Ella disimula, vuelve a recorrer los precios de la vidriera, acerca el rostro al cristal y observa como muy interesada los detalles de una tela para cortinas. La cartera plateada cuelga de sus manos y bailotea golpeando sus muslos: a la distancia se percibe un intenso perfume exagerado ¿frambuesa? y su maquillaje es de los que dejan rastro en las camisas asustadas.

Bajo la máscara hermosa hay un rostro amargado, incrédulo y acorralado. En su mente tiene que haber gratos recuerdos, momentos entretenidos, noches y más noches de discoteca, adolescencia playera, escapadas a los programas en vivo de TV, ilusiones y más ilusiones. Los recuerdos que tenga son piezas de museo para una sola espectadora.

Está al otro lado de la calle, comienza a caminar por la acera de enfrente y de este lado, en el hall de un pequeño hotel, está el filósofo y escritor Fernando Savater.

Él ha pasado varios días en Caracas dictando conferencias a los estudiantes de la Universidad Central de Venezuela. Savater es filósofo y poeta.
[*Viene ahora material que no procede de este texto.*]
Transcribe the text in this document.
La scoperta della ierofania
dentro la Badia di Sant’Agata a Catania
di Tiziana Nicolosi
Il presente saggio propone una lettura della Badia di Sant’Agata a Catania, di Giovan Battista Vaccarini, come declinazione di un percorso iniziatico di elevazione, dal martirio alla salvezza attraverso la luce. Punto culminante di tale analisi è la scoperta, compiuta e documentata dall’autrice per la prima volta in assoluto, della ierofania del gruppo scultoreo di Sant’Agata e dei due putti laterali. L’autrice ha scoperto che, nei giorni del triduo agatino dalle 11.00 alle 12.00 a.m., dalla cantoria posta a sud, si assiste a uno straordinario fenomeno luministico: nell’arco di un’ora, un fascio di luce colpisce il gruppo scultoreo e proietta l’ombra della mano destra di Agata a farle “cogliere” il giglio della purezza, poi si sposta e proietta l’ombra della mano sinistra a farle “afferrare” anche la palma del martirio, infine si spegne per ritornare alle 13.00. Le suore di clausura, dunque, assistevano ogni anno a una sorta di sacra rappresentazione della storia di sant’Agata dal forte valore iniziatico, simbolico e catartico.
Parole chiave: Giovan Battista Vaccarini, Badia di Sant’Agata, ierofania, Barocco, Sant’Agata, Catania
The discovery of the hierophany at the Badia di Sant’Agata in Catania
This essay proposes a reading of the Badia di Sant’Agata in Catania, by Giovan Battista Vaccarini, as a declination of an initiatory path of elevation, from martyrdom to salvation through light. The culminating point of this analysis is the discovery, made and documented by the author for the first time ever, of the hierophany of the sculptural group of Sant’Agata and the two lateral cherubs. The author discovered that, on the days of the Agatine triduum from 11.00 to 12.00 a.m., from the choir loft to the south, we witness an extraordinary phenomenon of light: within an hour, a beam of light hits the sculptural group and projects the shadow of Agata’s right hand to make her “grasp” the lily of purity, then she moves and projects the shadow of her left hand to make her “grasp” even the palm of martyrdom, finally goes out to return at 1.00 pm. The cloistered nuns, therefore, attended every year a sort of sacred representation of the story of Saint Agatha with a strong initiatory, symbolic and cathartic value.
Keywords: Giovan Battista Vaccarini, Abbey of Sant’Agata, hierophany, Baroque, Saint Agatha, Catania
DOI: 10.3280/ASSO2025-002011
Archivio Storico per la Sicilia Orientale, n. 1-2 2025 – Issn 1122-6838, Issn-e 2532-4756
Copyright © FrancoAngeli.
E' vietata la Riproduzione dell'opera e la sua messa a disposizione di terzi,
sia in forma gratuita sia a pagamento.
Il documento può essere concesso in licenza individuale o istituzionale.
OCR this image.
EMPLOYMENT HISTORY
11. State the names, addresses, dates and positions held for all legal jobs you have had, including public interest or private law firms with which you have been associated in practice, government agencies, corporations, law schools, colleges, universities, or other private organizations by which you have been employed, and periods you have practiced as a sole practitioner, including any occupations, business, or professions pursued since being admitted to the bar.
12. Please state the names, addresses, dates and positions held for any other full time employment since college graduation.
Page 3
Como filósofo y poeta dice: “lo que más le sirve al poeta es la soledad. Hay poetas que también desean ser útiles. Al poeta no le faltan buenas causas a cuyo servicio ponerse”.

Savater reflexiona en una ponencia: “ser útil es la mejor forma de no encontrarse nunca solo”. Ahí está el problema según su apreciación, ya que si se es útil se pierde soledad y si se pierde soledad “se deja de poseer una mirada propia”.

“El poeta con vocación de servicio pierde su soledad, renuncia a su voz y se convierte en portavoz”, expresa.

―El poeta ¿es un filósofo ligero o un escritor sintetizado?

Savater tiene dos anillos, uno con una “S” y otro que parece una serpiente mordiéndose la cola. Es joven y los pelos de la barba se confunden con la pelambre del pecho. Oye con atención y habla como deseoso de que jamás haya silencio a su alrededor. No pierde un instante.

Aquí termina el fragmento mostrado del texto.